First, some observations about the approach:
grepl
and sum
are vectorized,
- the loop is growing a vector (bad practice),
- Every word is separated by a space, i.e. the delimiter is fixed.
Making a sample dictionary, roughly 11k Dutch words:
library(rvest)
library(stringi)
l <- list(
c("Natuurlijk we kunnen niet anders"),
c("wil jij honderden kinderen de"),
c("van alle geestelijke leiders is")
)
dutch <- read_html("https://cooljugator.com/nl/list/all") %>%
html_elements("a") %>%
html_attr("href") %>%
stri_extract_all_words(simplify = TRUE) %>%
.[,2] %>%
stri_remove_empty() %>%
.[7:length(.)]
lapply speed diminishes if the list grows, use vapply
or a loop that writes to a correctly initialized vector instead.
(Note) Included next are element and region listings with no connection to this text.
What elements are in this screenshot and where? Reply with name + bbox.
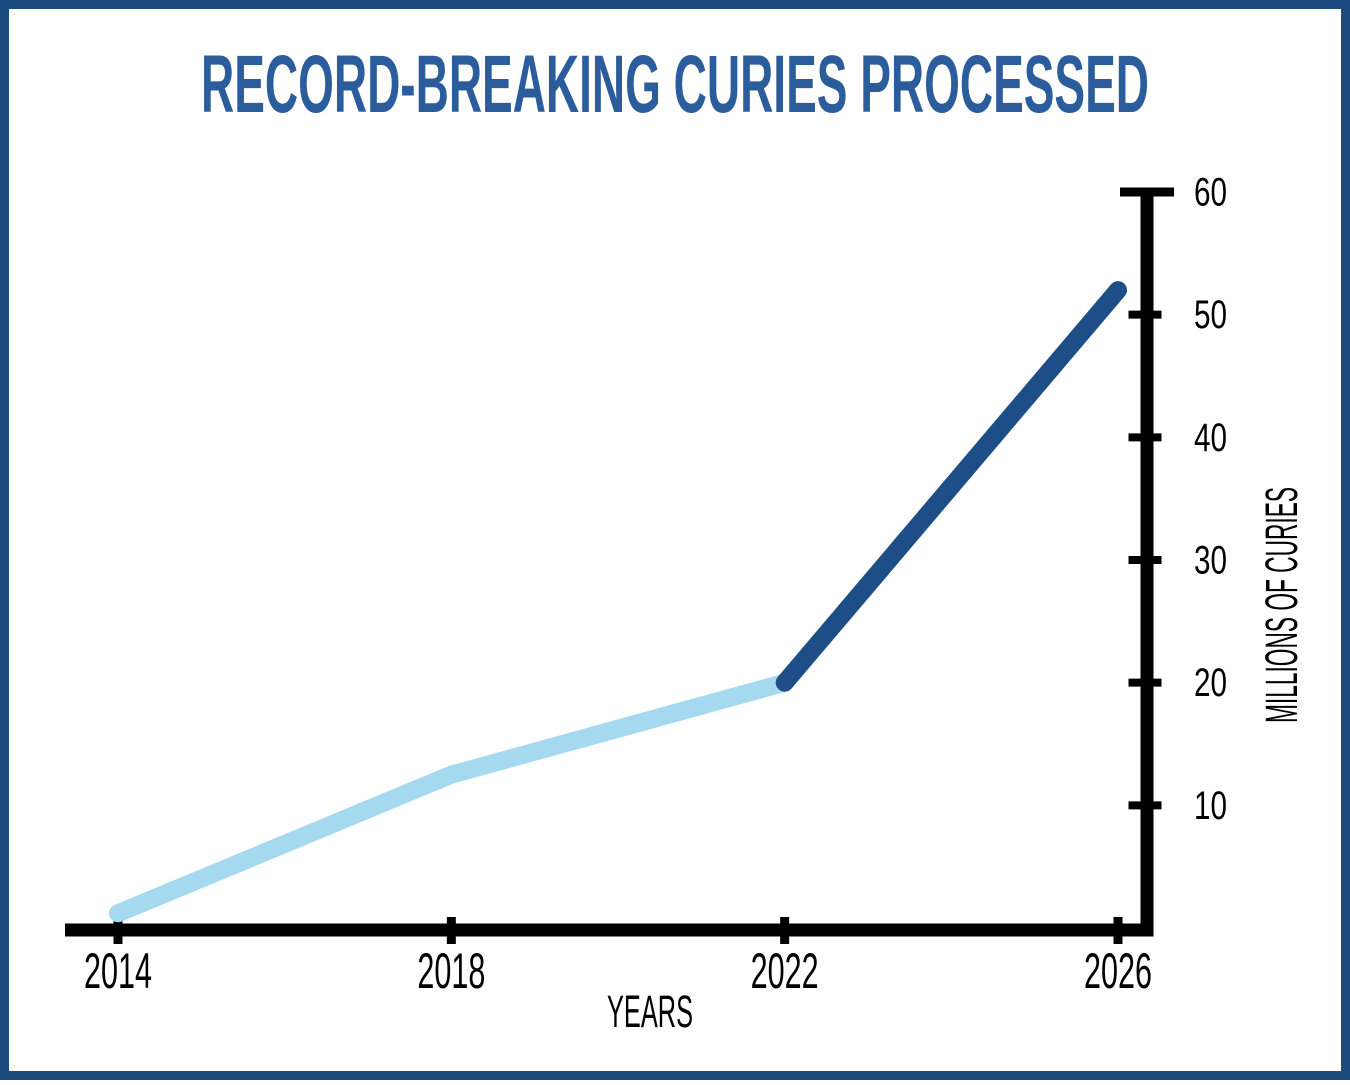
y-tick-labels: 10 20 30 40 50 60 <box>1194 170 1227 827</box>
axes <box>65 187 1174 944</box>
y-tick-label: 10 <box>1194 784 1227 828</box>
y-tick-label: 30 <box>1194 538 1227 582</box>
x-axis-label: YEARS <box>607 986 693 1037</box>
x-tick-labels: 2014 2018 2022 2026 <box>84 943 1152 999</box>
x-tick-label: 2022 <box>751 943 819 999</box>
series-lines <box>109 281 1127 923</box>
series-line-curies-processed-historical <box>109 673 794 923</box>
y-tick-label: 60 <box>1194 170 1227 214</box>
x-tick-label: 2026 <box>1084 943 1152 999</box>
chart-title: RECORD-BREAKING CURIES PROCESSED <box>201 39 1149 130</box>
y-tick-label: 20 <box>1194 661 1227 705</box>
series-line-curies-processed-projected <box>775 281 1127 692</box>
x-tick-label: 2014 <box>84 943 152 999</box>
x-tick-label: 2018 <box>417 943 485 999</box>
y-axis-label: MILLIONS OF CURIES <box>1256 487 1307 723</box>
y-tick-label: 50 <box>1194 293 1227 337</box>
y-tick-label: 40 <box>1194 416 1227 460</box>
Further, Base R %in%
can be optimized, as is done in the fastmatch
package.
library(fastmatch)
f <- function(data, dictionary) {
vapply(data, \(x){
sum(fmatch(
strsplit(x, " ", fixed = TRUE)[[1]],
dictionary, nomatch = 0L) > 0L
)
}, 1L)
}
f(l, dutch)
#> [1] 1 2 0
After an optimization, a customary benchmark:
library(data.table)
tw_copy = data.table(
author=c("a","b","c"),
text = c("Natuurlijk we kunnen niet anders",
"wil jij honderden kinderen de",
"van alle geestelijke leiders is")
)
bench::mark(
x = f(l, dutch),
y = {
tw_copy[, token:=list(strsplit(text," "))]
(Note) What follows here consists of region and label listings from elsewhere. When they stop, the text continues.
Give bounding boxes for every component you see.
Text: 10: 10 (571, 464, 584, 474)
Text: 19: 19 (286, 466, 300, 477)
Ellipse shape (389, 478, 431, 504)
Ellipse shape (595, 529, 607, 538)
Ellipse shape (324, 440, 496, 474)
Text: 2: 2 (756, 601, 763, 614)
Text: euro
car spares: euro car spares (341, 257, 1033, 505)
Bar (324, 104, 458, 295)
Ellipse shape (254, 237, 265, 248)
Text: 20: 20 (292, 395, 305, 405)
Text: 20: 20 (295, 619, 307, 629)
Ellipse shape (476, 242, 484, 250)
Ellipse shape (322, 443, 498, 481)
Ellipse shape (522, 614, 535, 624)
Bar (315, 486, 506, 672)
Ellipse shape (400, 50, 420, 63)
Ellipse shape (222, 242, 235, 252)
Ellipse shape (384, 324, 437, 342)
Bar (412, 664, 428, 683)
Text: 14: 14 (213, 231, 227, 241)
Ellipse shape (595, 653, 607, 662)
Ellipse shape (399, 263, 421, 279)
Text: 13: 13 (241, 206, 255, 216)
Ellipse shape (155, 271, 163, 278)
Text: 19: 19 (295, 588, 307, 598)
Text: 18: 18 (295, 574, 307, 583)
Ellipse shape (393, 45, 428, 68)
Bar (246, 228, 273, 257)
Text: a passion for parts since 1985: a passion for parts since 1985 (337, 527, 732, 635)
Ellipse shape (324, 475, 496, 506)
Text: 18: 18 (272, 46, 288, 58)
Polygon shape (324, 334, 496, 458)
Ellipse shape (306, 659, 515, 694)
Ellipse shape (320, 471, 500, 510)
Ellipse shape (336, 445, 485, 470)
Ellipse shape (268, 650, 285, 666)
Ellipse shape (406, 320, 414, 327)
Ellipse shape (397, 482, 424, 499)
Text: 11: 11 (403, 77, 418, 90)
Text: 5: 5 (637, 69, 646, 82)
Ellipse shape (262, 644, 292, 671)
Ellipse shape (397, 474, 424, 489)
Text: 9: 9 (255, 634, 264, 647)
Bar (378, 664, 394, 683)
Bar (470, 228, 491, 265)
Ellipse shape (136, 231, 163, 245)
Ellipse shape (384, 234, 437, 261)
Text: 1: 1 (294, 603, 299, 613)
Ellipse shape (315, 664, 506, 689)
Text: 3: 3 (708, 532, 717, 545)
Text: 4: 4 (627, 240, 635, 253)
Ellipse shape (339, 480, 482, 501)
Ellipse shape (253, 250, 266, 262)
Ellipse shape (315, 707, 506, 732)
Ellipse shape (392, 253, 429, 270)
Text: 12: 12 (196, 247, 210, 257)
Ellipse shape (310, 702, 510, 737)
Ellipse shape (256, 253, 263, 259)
tw_copy[, num_dutch_words:=sum(token[[1]] %in% dutch), by=1:nrow(tw_copy)]
}, check = F
)[c(1,3,5,7,9)]
expression median mem_alloc n_itr total_time
<bch:expr> <dbl> <bch:byt> <int> <dbl>
1 x 0.0141 0B 9999 168.
2 y 3.65 706KB 127 459.
Note that the output is not the same, so the benchmark is just an indication, actual result will depend on your input and desired output. Other optimizations could be done to the data structure, for example removing stopwords prior to looping through dictionary that contains verbs.
For optimization it is useful to go through a checklist.
- Is there a vectorized approach?
- Is my data structure suitable for the task?
- Is my loop properly initializing vectors?
If the speed is still slow, other approaches can be considered.